Working from Invercargill, I had the opportunity to travel all around the world with the Synchro NZ team including: China, Malaysia, Russia, India, Samoa, New Caledonia, Australia, Italy, Singapore, Spain and Switzerland.
I had the honor, and responsibility, to coach New Zealand teams at two FINA World Championships, Commonwealth Games, World University Games and Oceania Championships.
Sport continues to play a key role in my life every day. Since 2015 that has been in administration in Sport Southland rather than as a coach or participant.
Women and girls are 50% of our population, so they deserve to be treated equally, valued and respected.

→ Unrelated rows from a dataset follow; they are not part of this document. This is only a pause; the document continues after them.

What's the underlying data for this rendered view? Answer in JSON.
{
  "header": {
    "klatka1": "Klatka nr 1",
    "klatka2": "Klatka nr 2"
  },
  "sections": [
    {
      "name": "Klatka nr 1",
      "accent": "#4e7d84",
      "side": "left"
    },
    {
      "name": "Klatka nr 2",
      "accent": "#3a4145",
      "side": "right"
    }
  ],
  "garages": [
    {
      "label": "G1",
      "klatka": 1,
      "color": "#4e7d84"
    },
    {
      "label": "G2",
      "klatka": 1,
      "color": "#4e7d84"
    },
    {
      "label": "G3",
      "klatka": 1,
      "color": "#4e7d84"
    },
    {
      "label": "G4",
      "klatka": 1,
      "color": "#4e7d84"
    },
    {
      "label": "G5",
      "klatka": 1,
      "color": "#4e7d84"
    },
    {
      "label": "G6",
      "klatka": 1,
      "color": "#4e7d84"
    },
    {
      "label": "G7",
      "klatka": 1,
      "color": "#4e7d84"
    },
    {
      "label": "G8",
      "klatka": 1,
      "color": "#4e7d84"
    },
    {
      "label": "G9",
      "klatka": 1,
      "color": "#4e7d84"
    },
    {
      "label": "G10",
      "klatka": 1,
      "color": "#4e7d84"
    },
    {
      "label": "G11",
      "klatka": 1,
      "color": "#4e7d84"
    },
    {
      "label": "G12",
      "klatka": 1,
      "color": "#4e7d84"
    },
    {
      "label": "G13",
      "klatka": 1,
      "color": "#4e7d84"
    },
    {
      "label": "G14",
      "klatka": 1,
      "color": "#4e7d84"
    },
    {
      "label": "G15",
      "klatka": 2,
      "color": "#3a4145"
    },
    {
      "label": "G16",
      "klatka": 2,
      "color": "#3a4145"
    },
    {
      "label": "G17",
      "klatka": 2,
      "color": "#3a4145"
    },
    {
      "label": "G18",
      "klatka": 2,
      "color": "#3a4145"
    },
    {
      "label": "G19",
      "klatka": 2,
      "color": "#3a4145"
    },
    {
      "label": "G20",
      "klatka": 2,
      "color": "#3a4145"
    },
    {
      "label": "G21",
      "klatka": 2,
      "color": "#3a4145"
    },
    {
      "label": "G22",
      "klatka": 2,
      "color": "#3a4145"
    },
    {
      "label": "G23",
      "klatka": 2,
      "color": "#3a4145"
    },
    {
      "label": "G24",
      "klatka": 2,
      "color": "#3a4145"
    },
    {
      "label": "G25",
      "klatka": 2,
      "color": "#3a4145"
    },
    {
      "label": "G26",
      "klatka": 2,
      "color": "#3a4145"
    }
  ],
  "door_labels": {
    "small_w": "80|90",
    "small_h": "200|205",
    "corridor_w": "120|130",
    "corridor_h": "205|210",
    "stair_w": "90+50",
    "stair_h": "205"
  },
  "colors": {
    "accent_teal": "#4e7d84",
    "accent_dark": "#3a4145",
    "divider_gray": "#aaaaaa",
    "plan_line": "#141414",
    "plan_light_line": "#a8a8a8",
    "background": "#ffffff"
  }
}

Many of the young females I coached - who spent over 30 hours per week training in the pool and at the gym to perform at their very best on the world stage - were ridiculed by teachers, young people and adults.

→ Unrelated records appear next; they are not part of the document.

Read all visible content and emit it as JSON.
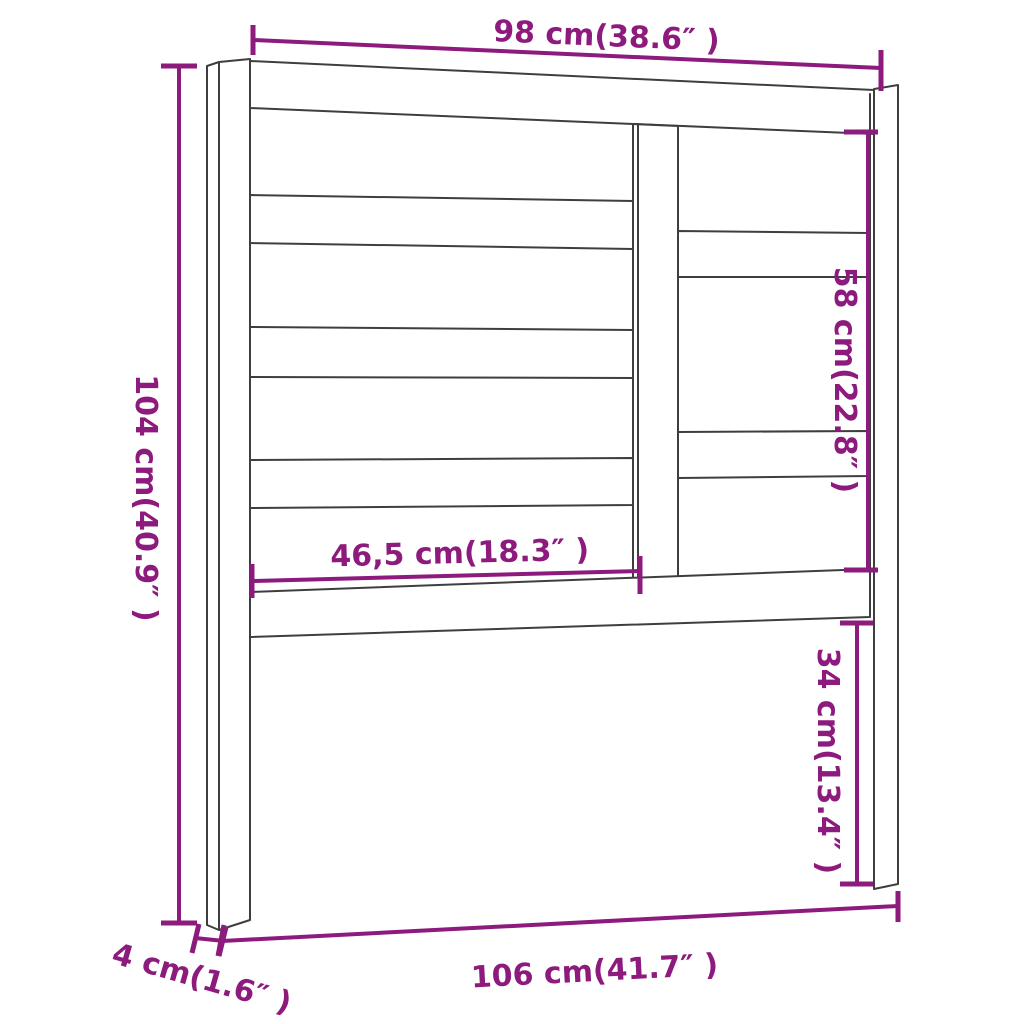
{
  "colors": {
    "accent": "#8d1a7d",
    "outline": "#3e3e3e",
    "background": "#ffffff"
  },
  "diagram": {
    "subject": "bed headboard technical dimension drawing",
    "dimensions": {
      "top_width": "98 cm(38.6″ )",
      "left_height": "104 cm(40.9″ )",
      "right_upper_height": "58 cm(22.8″ )",
      "inner_width": "46,5 cm(18.3″ )",
      "right_lower_height": "34 cm(13.4″ )",
      "bottom_width": "106 cm(41.7″ )",
      "leg_depth": "4 cm(1.6″ )"
    }
  }
}
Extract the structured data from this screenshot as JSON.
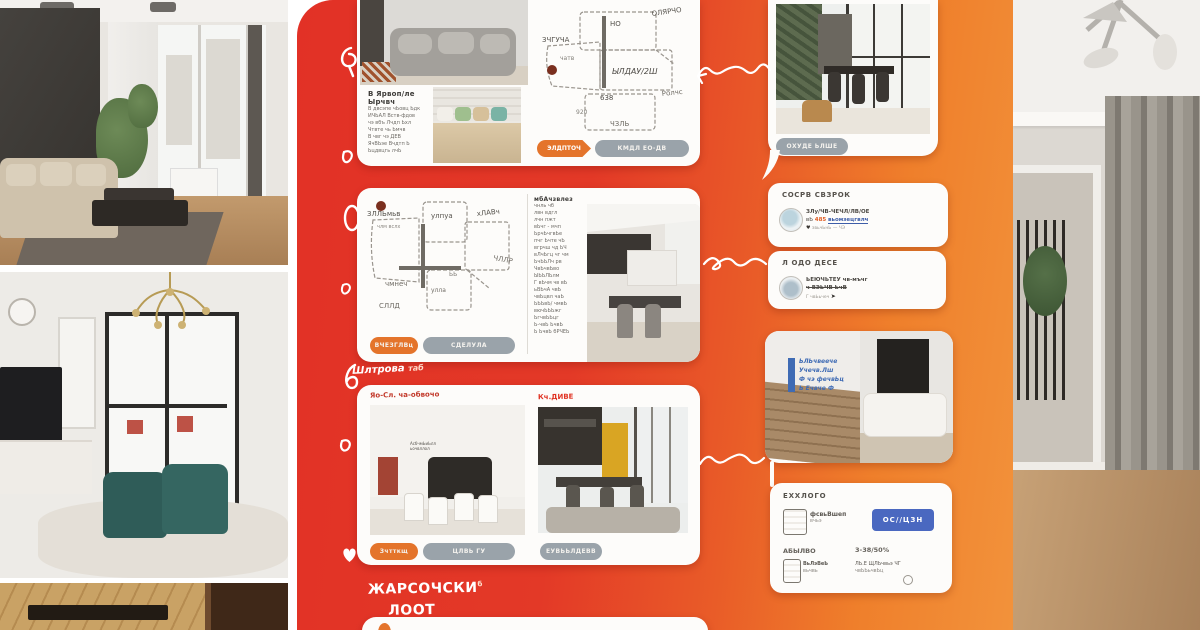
{
  "poster": {
    "section_heading": {
      "line1": "ЖАРСОЧСКИ",
      "line2": "ЛООТ",
      "sup": "б"
    },
    "scribble_note": {
      "main": "Шлтрова",
      "accent": "таб"
    }
  },
  "listing1": {
    "description_title": "В Ярвоп/ле Ырчвч",
    "description_lines": [
      "В двсэпе чЬовц Ьдк",
      "ИЧЬАЛ Вств-фдов",
      "чэ вбъ Лчдп Ьхл",
      "Чтвте чь Ьмчв",
      "В чвг чэ ДЕВ",
      "ЯчВЬэе Вчдтп Ь",
      "Ьцдвцгь лчЬ"
    ],
    "plan_labels": {
      "top": "НО",
      "top_right": "ОЛЯРЧО",
      "left": "ЗЧГУЧА",
      "left_small": "чатв",
      "center": "ЫЛДАУ/2Ш",
      "center_num": "638",
      "bottom": "ЧЗЛЬ",
      "right": "Ролчс",
      "bottom_num": "920"
    },
    "primary_button": "ЭЛДПТОЧ",
    "secondary_button": "КМДЛ ЕО-ДВ"
  },
  "listing2": {
    "plan_labels": {
      "left_top": "ЗЛЛЬмьв",
      "left_small": "члм вслх",
      "top_mid": "улпуа",
      "top_right": "хЛАВч",
      "mid_left": "чмнеч",
      "bottom_left": "СЛЛД",
      "bottom_mid": "улла",
      "bottom_num": "ЬЬ",
      "right": "ЧЛЛР"
    },
    "text_title": "мбАчзвлез",
    "text_lines": [
      "чнль чб",
      "лвн вдгл",
      "лчн пжт",
      "вЬчг - мчп",
      "ЬрчЬчгвЬе",
      "пчг Ьчте чЬ",
      "вгрчш чд ЬЧ",
      "вЛчЬгц чг чм",
      "ЬчЬЬЛч рв",
      "ЧвЬчвЬво",
      "ЫЬЬЛЬлм",
      "Г вЬчм чв вЬ",
      "ьВЬчА чвЬ",
      "чвЬцвл чаЬ",
      "ЬЬЬвЬ/ чмвЬ",
      "вючЬЬЬжг",
      "ЬгчвЬЬцг",
      "Ь-чвЬ ЬчвЬ",
      "Ь ЬчвЬ бРЧЕЬ"
    ],
    "primary_button": "ВЧЕЗГЛВц",
    "secondary_button": "СДЕЛУЛА"
  },
  "listing3": {
    "left_label": "Яо-Сл. ча-обвочо",
    "right_label": "Кч.ДИВЕ",
    "left_annotation": [
      "АсбчмЬиЬлл",
      "ьочвллол"
    ],
    "primary_button": "Зчтткщ",
    "secondary_button": "ЦЛВЬ ГУ",
    "tertiary_button": "ЕУВЬЬЛДЕВВ"
  },
  "right_rail": {
    "photo_card": {
      "button": "ОХУДЕ ЬЛШЕ"
    },
    "info_card_1": {
      "title": "СОСРВ СВЗРОК",
      "line1": "ЗЛу/ЧВ-ЧЕЧЛ/ЛВ/ОЕ",
      "line2_prefix": "вЬ",
      "amount": "485",
      "link": "вьомзецгвлч",
      "meta": "звьчЬнЬ — ЧЭ",
      "heart_icon": "♥"
    },
    "info_card_2": {
      "title": "Л ОДО ДЕСЕ",
      "line1": "ЬЕЮЧЬТЕУ чв-мъчг",
      "line2": "ч ВЭЬЧВ ЬчВ",
      "meta": "Г чвЬьчеч",
      "cursor_icon": "➤"
    },
    "note_photo_card": {
      "lines": [
        "ЬЛЬчвеече",
        "Учечв.Лш",
        "Ф чэ фечвЬц",
        "Ь Ечвче Ф"
      ]
    },
    "summary_card": {
      "title": "ЕХХЛОГО",
      "row1_line1": "фсвьВшеп",
      "row1_line2": "вчьэ",
      "action_button": "ОС//ЦЗН",
      "col1_label": "АБЫЛВО",
      "col1_line1": "ВьЛэВеЬ",
      "col1_line2": "вьчвь",
      "col2_label": "3-38/50%",
      "col2_line1": "ЛЬ.Е ЩЛЬчвьэ ЧГ",
      "col2_line2": "чвЬЬьчвЬц"
    }
  }
}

They were not taken seriously or valued as athletes because they wore make up during their performances or because they “dance in the water”.
Synchronised swimming is one of the hardest and more physiologically demanding sports, but because it has an artistic element, many people think it is “silly” or “girly”.
I think it is important all girls and women have opportunities to feel confident, motivated and safe playing whatever sport they want and choose without feeling judged, criticized or undervalued.
It is also important that all girls and women who want to have the opportunity I have had, and want to make coaching a career, can.
Being a full time coach, especially at a performance and high-performance level, involves lots of hours away from home and from family, which usually don’t aligned to societal expectations for a women.
No one questions men who spend three months travelling around the world leading international campaigns. Organisations should have strong systems in place to give women and men equal opportunities, no matters the sport, and also support networks and structures that enable that to happen.
Last but not least, having women around the table to make decisions related to sport is crucial - not just for other women, for everyone. Having diversity of thinking at management and governance level in sport organisations is very important and adds valued to everyone.
I would love to see more girls and women involved in sport and active recreation in Southland, at all levels - participating, coaching, administering, officiating, managing and governing.
Southland is already doing really well if we compare ourselves to other regions, but I think we can do better.
I see WISPM providing leadership in this space, being the voice and advocating for quality equal opportunities for girls and women to be involved in sport and active recreation. I also see this network being a connector between girls and women and a wider range of organisations, including other women advocates such as KIND and Glass Elevator.
This is something we haven’t discussed as a group yet, but from my perspective, if the network continues to grow, becomes visible and relevant in the community, I think we will be on track.